News

Coverage of Computed Tomographic Angiography Decided Case by Case


 

Medicare reimbursement for computed tomographic angiography will not be limited, according to the Centers for Medicare and Medicaid Services.

The federal agency never had a formal policy on CTA, but the majority of local Medicare contractors had been covering the procedure. In July 2007, the CMS said it was starting a formal analysis of CTA with an eye toward potentially limiting its coverage. In December 2007, the CMS posted a formal proposal to do just that.

Under the proposal, Medicare would have covered only CTA for symptomatic patients with chronic angina at intermediate risk of coronary artery disease, and symptomatic patients with unstable angina at low risk of short-term death or intermediate risk of CAD.

Reimbursement would be made only for patients getting CTA as part of a CMS-approved clinical trial.

After reviewing the current literature, however, the CMS said that it had decided that “coverage should be determined by local contractors through the local coverage determination process or case-by-case adjudication.”

The decision applies only to use of CTA for evaluation of coronary arteries in patients with symptomatic coronary artery disease, according to the CMS. CTA for asymptomatic patients would not be covered under Medicare, as it is considered a screening test.

The American College of Cardiology, which submitted comments opposing the CMS proposal, said it was pleased with the agency's decision. “Medicare beneficiaries can continue to have the access they deserve to an advanced, noninvasive clinical tool that has been clinically proven to be effective in diagnosing coronary artery disease,” Jack Lewin, ACC CEO, said in a statement.
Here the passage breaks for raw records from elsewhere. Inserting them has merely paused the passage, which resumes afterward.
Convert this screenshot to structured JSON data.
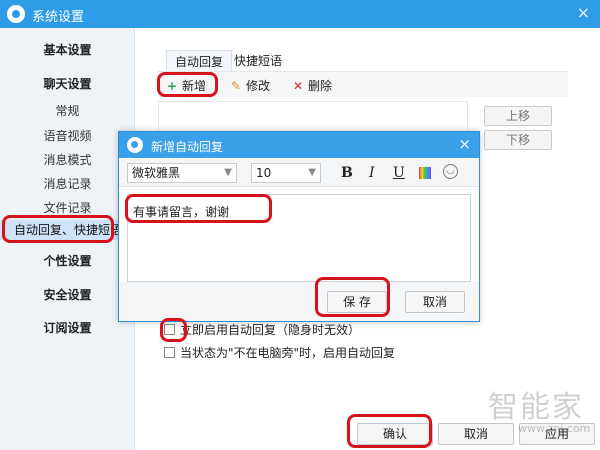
{
  "window": {
    "title": "系统设置",
    "close": "×"
  },
  "sidebar": {
    "items": [
      {
        "label": "基本设置",
        "style": "bold"
      },
      {
        "label": "聊天设置",
        "style": "bold"
      },
      {
        "label": "常规",
        "style": "sub"
      },
      {
        "label": "语音视频",
        "style": "sub"
      },
      {
        "label": "消息模式",
        "style": "sub"
      },
      {
        "label": "消息记录",
        "style": "sub"
      },
      {
        "label": "文件记录",
        "style": "sub"
      },
      {
        "label": "自动回复、快捷短语",
        "style": "active"
      },
      {
        "label": "个性设置",
        "style": "bold"
      },
      {
        "label": "安全设置",
        "style": "bold"
      },
      {
        "label": "订阅设置",
        "style": "bold"
      }
    ]
  },
  "tabs": [
    {
      "label": "自动回复",
      "active": true
    },
    {
      "label": "快捷短语",
      "active": false
    }
  ],
  "toolbar": {
    "add": {
      "icon": "plus-icon",
      "label": "新增"
    },
    "edit": {
      "icon": "pencil-icon",
      "label": "修改"
    },
    "delete": {
      "icon": "x-icon",
      "label": "删除"
    }
  },
  "side_buttons": {
    "move_up": "上移",
    "move_down": "下移"
  },
  "options": {
    "auto_reply_now": "立即启用自动回复（隐身时无效）",
    "away_auto_reply": "当状态为\"不在电脑旁\"时，启用自动回复"
  },
  "footer": {
    "confirm": "确认",
    "cancel": "取消",
    "apply": "应用"
  },
  "dialog": {
    "title": "新增自动回复",
    "close": "×",
    "font_name": "微软雅黑",
    "font_size": "10",
    "format_bold": "B",
    "format_italic": "I",
    "format_underline": "U",
    "message": "有事请留言，谢谢",
    "save": "保 存",
    "cancel": "取消"
  },
  "watermark": {
    "main": "智能家",
    "sub": "www.znj.com"
  },
  "colors": {
    "title_bar": "#2e9be6",
    "highlight": "#d8121b",
    "active_item": "#cde4f8"
  }
}
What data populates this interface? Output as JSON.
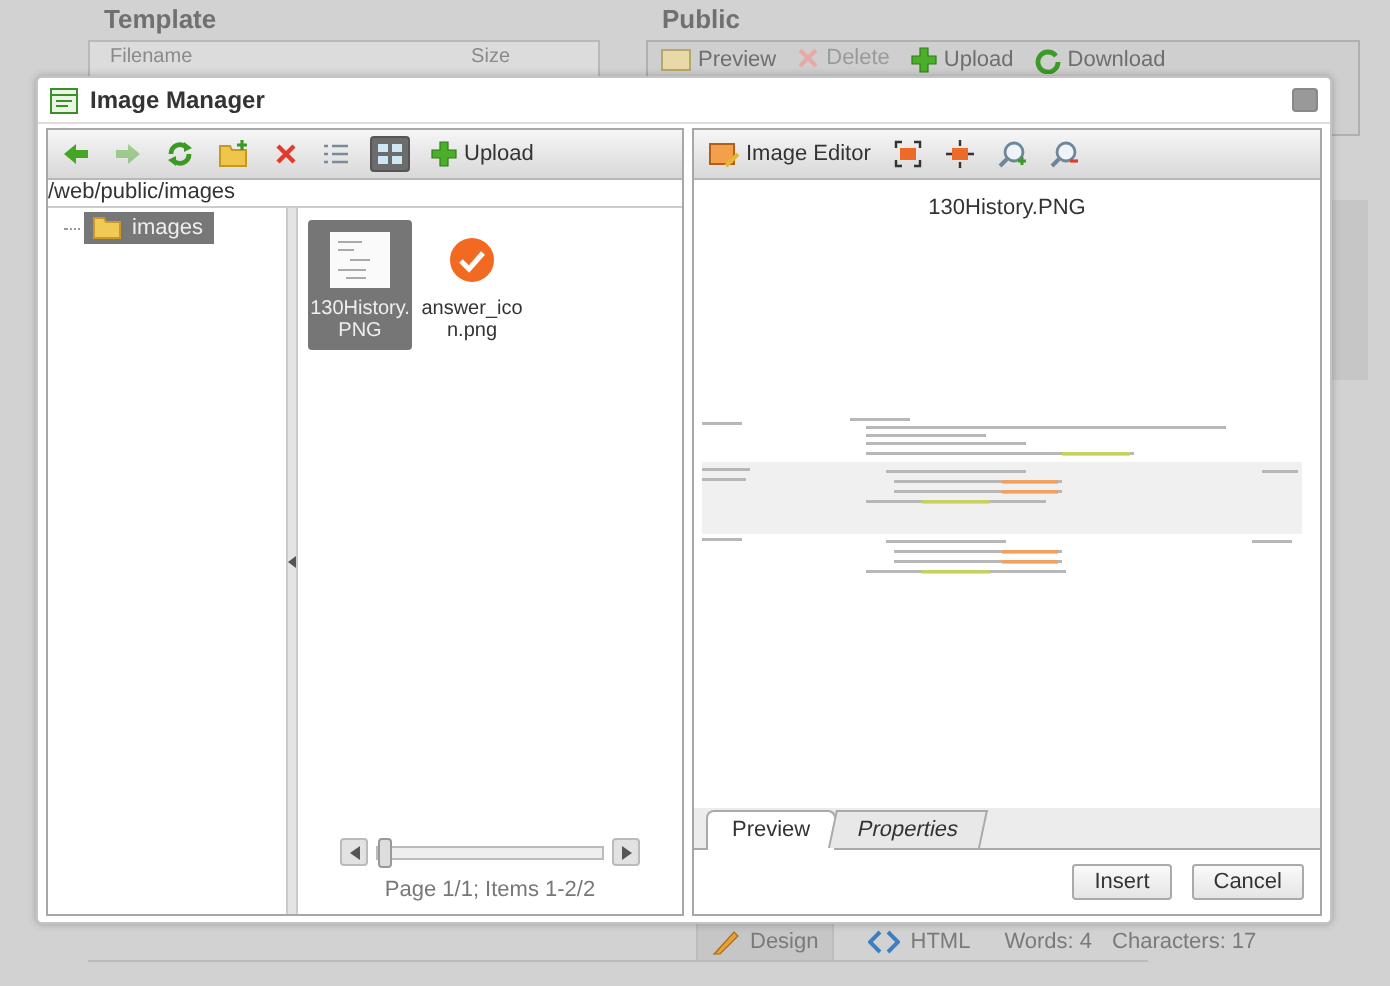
{
  "background_page": {
    "template_heading": "Template",
    "template_columns": [
      "Filename",
      "Size"
    ],
    "public_heading": "Public",
    "public_toolbar": [
      {
        "kind": "preview",
        "label": "Preview",
        "disabled": false
      },
      {
        "kind": "delete",
        "label": "Delete",
        "disabled": true
      },
      {
        "kind": "upload",
        "label": "Upload",
        "disabled": false
      },
      {
        "kind": "download",
        "label": "Download",
        "disabled": false
      }
    ],
    "editor_modes": [
      {
        "kind": "design",
        "label": "Design",
        "selected": true
      },
      {
        "kind": "html",
        "label": "HTML",
        "selected": false
      }
    ],
    "word_count": "Words: 4",
    "character_count": "Characters: 17"
  },
  "dialog": {
    "title": "Image Manager",
    "toolbar": [
      {
        "kind": "back",
        "disabled": false,
        "selected": false
      },
      {
        "kind": "forward",
        "disabled": true,
        "selected": false
      },
      {
        "kind": "refresh",
        "disabled": false,
        "selected": false
      },
      {
        "kind": "new-folder",
        "disabled": false,
        "selected": false
      },
      {
        "kind": "delete",
        "disabled": false,
        "selected": false
      },
      {
        "kind": "list-view",
        "disabled": false,
        "selected": false
      },
      {
        "kind": "thumbnail-view",
        "disabled": false,
        "selected": true
      },
      {
        "kind": "upload",
        "label": "Upload",
        "disabled": false,
        "selected": false
      }
    ],
    "path": "/web/public/images",
    "tree": [
      {
        "label": "images",
        "selected": true
      }
    ],
    "files": [
      {
        "kind": "image",
        "name": "130History.PNG",
        "selected": true
      },
      {
        "kind": "check",
        "name": "answer_icon.png",
        "selected": false
      }
    ],
    "pager": {
      "level": 0,
      "text": "Page 1/1; Items 1-2/2"
    },
    "preview_toolbar": [
      {
        "kind": "image-editor",
        "label": "Image Editor"
      },
      {
        "kind": "fit"
      },
      {
        "kind": "actual-size"
      },
      {
        "kind": "zoom-in"
      },
      {
        "kind": "zoom-out"
      }
    ],
    "preview_filename": "130History.PNG",
    "tabs": [
      {
        "label": "Preview",
        "selected": true
      },
      {
        "label": "Properties",
        "selected": false
      }
    ],
    "buttons": [
      "Insert",
      "Cancel"
    ]
  }
}
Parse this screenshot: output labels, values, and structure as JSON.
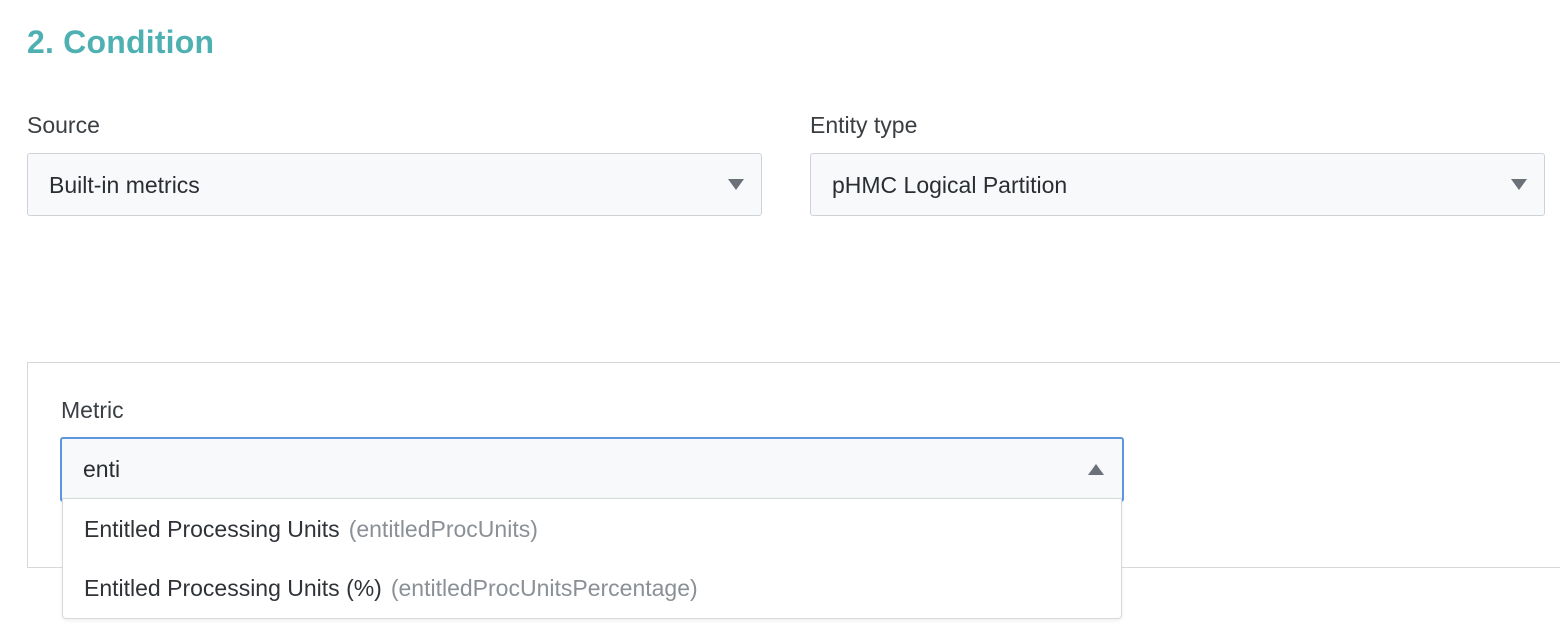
{
  "section": {
    "title": "2. Condition"
  },
  "source": {
    "label": "Source",
    "value": "Built-in metrics"
  },
  "entity_type": {
    "label": "Entity type",
    "value": "pHMC Logical Partition"
  },
  "metric": {
    "label": "Metric",
    "query": "enti",
    "options": [
      {
        "name": "Entitled Processing Units",
        "key": "(entitledProcUnits)"
      },
      {
        "name": "Entitled Processing Units (%)",
        "key": "(entitledProcUnitsPercentage)"
      }
    ]
  },
  "colors": {
    "title_accent": "#4fb0b2",
    "focus_border": "#5b96e0",
    "field_bg": "#f8f9fa"
  }
}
The ACC, along with five other professional societies—the American Society of Nuclear Cardiology, the American College of Radiology, the Society for Cardiovascular Angiography and Interventions, the North American Society for Cardiac Imaging, and the Society of Cardiovascular Computed Tomography—argued that the CMS had relied on studies of older technology, such as 4-, 8-, and 16-slice imaging.

According to the ACC, 64-slice or higher machines are now considered the clinical standard for diagnosing CAD.

The CMS received 670 comments after the proposed decision was published. According to the CMS, 649 of the comments were opposed.

There were 10 comments in favor, and the rest provided no direction for coverage. Among those who backed the CMS' proposal to limit CTA reimbursement: America's Health Insurance Plans.

Even so, Aetna, Humana, UnitedHealth Group, and 14 Blue Cross Blue Shield plans, currently cover CTA, according to the American College of Radiology.

Almost half of those who submitted comments to the CMS said that CTA would save money and reduce the number of invasive tests done. The agency said it generally does not consider cost when weighing a national coverage determination, but that it would be interested in knowing whether CTA prevented the need for additional procedures. The CMS could not find any such evidence, however.